In the open yard before the Rainbow the party of guests were already assembled, though it was still nearly an hour before the appointed feast time. But by this means they could not only enjoy the slow advent of their pleasure; they had also ample leisure to talk of Silas Marner's strange history, and arrive by due degrees at the conclusion that he had brought a blessing on himself by acting like a father to a lone motherless child. Even the farrier did not negative this sentiment: on the contrary, he took it up as peculiarly his own, and invited any hardy person present to contradict him. But he met with no contradiction; and all differences among the company were merged in a general agreement with Mr. Snell's sentiment, that when a man had deserved his good luck, it was the part of his neighbours to wish him joy.

As the bridal group approached, a hearty cheer was raised in the Rainbow yard; and Ben Winthrop, whose jokes had retained their acceptable flavour, found it agreeable to turn in there and receive congratulations; not requiring the proposed interval of quiet at the Stone-pits before joining the company.

Eppie had a larger garden than she had ever expected there now; and in other ways there had been alterations at the expense of Mr.

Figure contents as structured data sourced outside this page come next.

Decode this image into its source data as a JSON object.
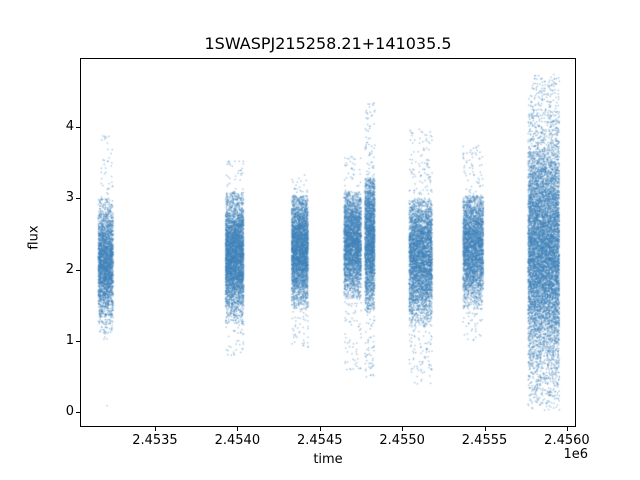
{
  "chart_data": {
    "type": "scatter",
    "title": "1SWASPJ215258.21+141035.5",
    "xlabel": "time",
    "ylabel": "flux",
    "offset_text": "1e6",
    "xlim": [
      2453045,
      2456055
    ],
    "ylim": [
      -0.21,
      4.97
    ],
    "x_ticks": [
      2453500,
      2454000,
      2454500,
      2455000,
      2455500,
      2456000
    ],
    "x_tick_labels": [
      "2.4535",
      "2.4540",
      "2.4545",
      "2.4550",
      "2.4555",
      "2.4560"
    ],
    "y_ticks": [
      0,
      1,
      2,
      3,
      4
    ],
    "y_tick_labels": [
      "0",
      "1",
      "2",
      "3",
      "4"
    ],
    "grid": false,
    "legend": "none",
    "marker_color": "#3f81b8",
    "marker_alpha": 0.45,
    "marker_size_px": 1.4,
    "clusters": [
      {
        "x_center": 2453197,
        "x_halfwidth": 45,
        "n": 2800,
        "flux_mean": 2.1,
        "flux_sigma": 0.4,
        "core_min": 1.1,
        "core_max": 3.0,
        "tail_frac": 0.045,
        "tail_min": 0.95,
        "tail_max": 3.9
      },
      {
        "x_center": 2453979,
        "x_halfwidth": 55,
        "n": 4200,
        "flux_mean": 2.2,
        "flux_sigma": 0.42,
        "core_min": 1.25,
        "core_max": 3.1,
        "tail_frac": 0.05,
        "tail_min": 0.8,
        "tail_max": 3.55
      },
      {
        "x_center": 2454375,
        "x_halfwidth": 50,
        "n": 3600,
        "flux_mean": 2.3,
        "flux_sigma": 0.38,
        "core_min": 1.45,
        "core_max": 3.05,
        "tail_frac": 0.05,
        "tail_min": 0.9,
        "tail_max": 3.35
      },
      {
        "x_center": 2454695,
        "x_halfwidth": 52,
        "n": 3200,
        "flux_mean": 2.4,
        "flux_sigma": 0.38,
        "core_min": 1.6,
        "core_max": 3.1,
        "tail_frac": 0.06,
        "tail_min": 0.6,
        "tail_max": 3.6
      },
      {
        "x_center": 2454800,
        "x_halfwidth": 30,
        "n": 2600,
        "flux_mean": 2.45,
        "flux_sigma": 0.5,
        "core_min": 1.4,
        "core_max": 3.3,
        "tail_frac": 0.1,
        "tail_min": 0.5,
        "tail_max": 4.35
      },
      {
        "x_center": 2455108,
        "x_halfwidth": 70,
        "n": 4200,
        "flux_mean": 2.2,
        "flux_sigma": 0.45,
        "core_min": 1.2,
        "core_max": 3.0,
        "tail_frac": 0.08,
        "tail_min": 0.4,
        "tail_max": 4.0
      },
      {
        "x_center": 2455427,
        "x_halfwidth": 62,
        "n": 3400,
        "flux_mean": 2.35,
        "flux_sigma": 0.42,
        "core_min": 1.45,
        "core_max": 3.05,
        "tail_frac": 0.06,
        "tail_min": 1.0,
        "tail_max": 3.75
      },
      {
        "x_center": 2455855,
        "x_halfwidth": 95,
        "n": 9000,
        "flux_mean": 2.3,
        "flux_sigma": 0.8,
        "core_min": 0.15,
        "core_max": 4.3,
        "tail_frac": 0.12,
        "tail_min": 0.03,
        "tail_max": 4.75
      }
    ],
    "extra_points": [
      [
        2453205,
        0.1
      ],
      [
        2453190,
        3.88
      ],
      [
        2454798,
        4.33
      ],
      [
        2455100,
        3.98
      ]
    ]
  }
}
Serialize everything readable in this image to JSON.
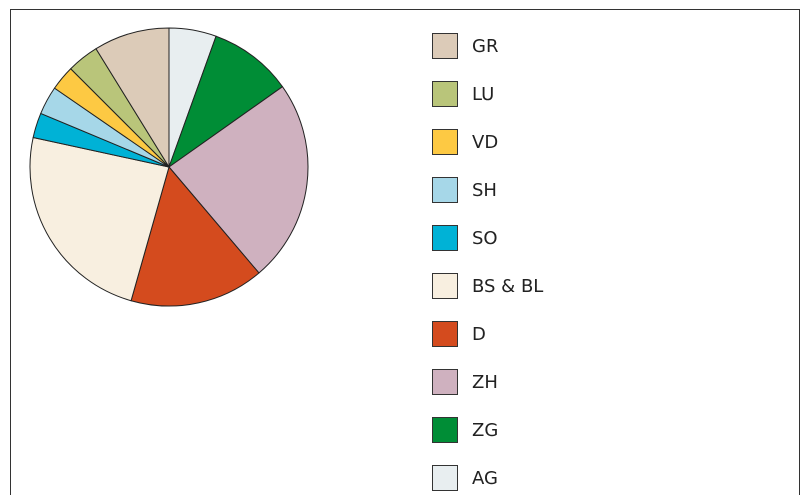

Cass, the landlord, to suit Silas's larger family. For he and Eppie had declared that they would rather stay at the Stone-pits than go to any new home. The garden was fenced with stones on two sides, but in front there was an open fence, through which the flowers shone with answering gladness, as the four united people came within sight of them.

"O father," said Eppie, "what a pretty home ours is! I think nobody could be happier than we are."